Continental-scale water-level response to a large earthquake
- Author(s): Shi, Z
- Wang, GC
- Manga, M
- Wang, CY
- et al.
Published Web Locationhttps://onlinelibrary.wiley.com/doi/abs/10.1111/gfl.12099
© 2017 by John Wiley & Sons Ltd. All rights reserved. Coseismic groundwater-level changes induced by earthquakes have been reported for thousands of years. The M8.0 Wenchuan earthquake caused coseismic groundwater-level responses across the Chinese mainland. Three types of changes were recorded in 197 monitoring wells: coseismic oscillations ranging in amplitude from 0.004 to 1.1m, immediate coseismic step changes ranging from 0.0039 to 9.188 m, and more gradual postseismic changes ranging from 0.014 to 1.087 m.

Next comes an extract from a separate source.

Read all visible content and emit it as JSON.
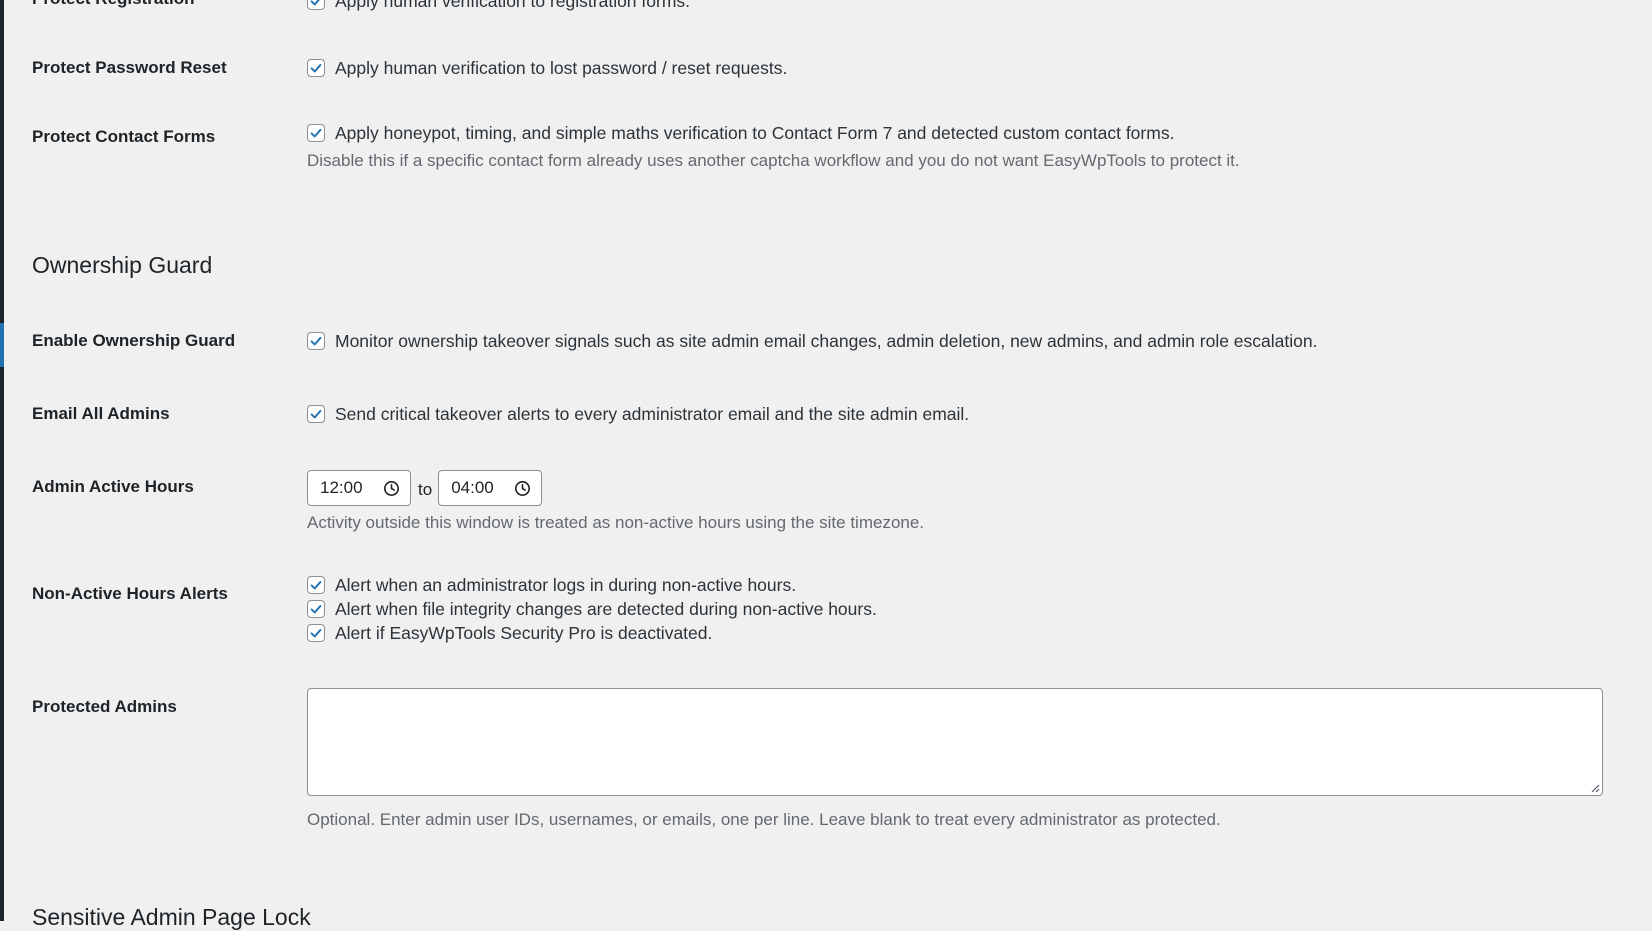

Hydrogeological and tectonic settings are dominant factors in determining the coseismic response. Wells located near the boundaries of active blocks can have large coseismic responses even when the epicenter distance is large. Both the sign and amplitude of water-level changes are random at the continental scale. Poroelastic response to the coseismic static strain cannot explain most of the coseismic changes. Permeability changes caused by stress changes may explain the large variability of the coseismic response amplitude.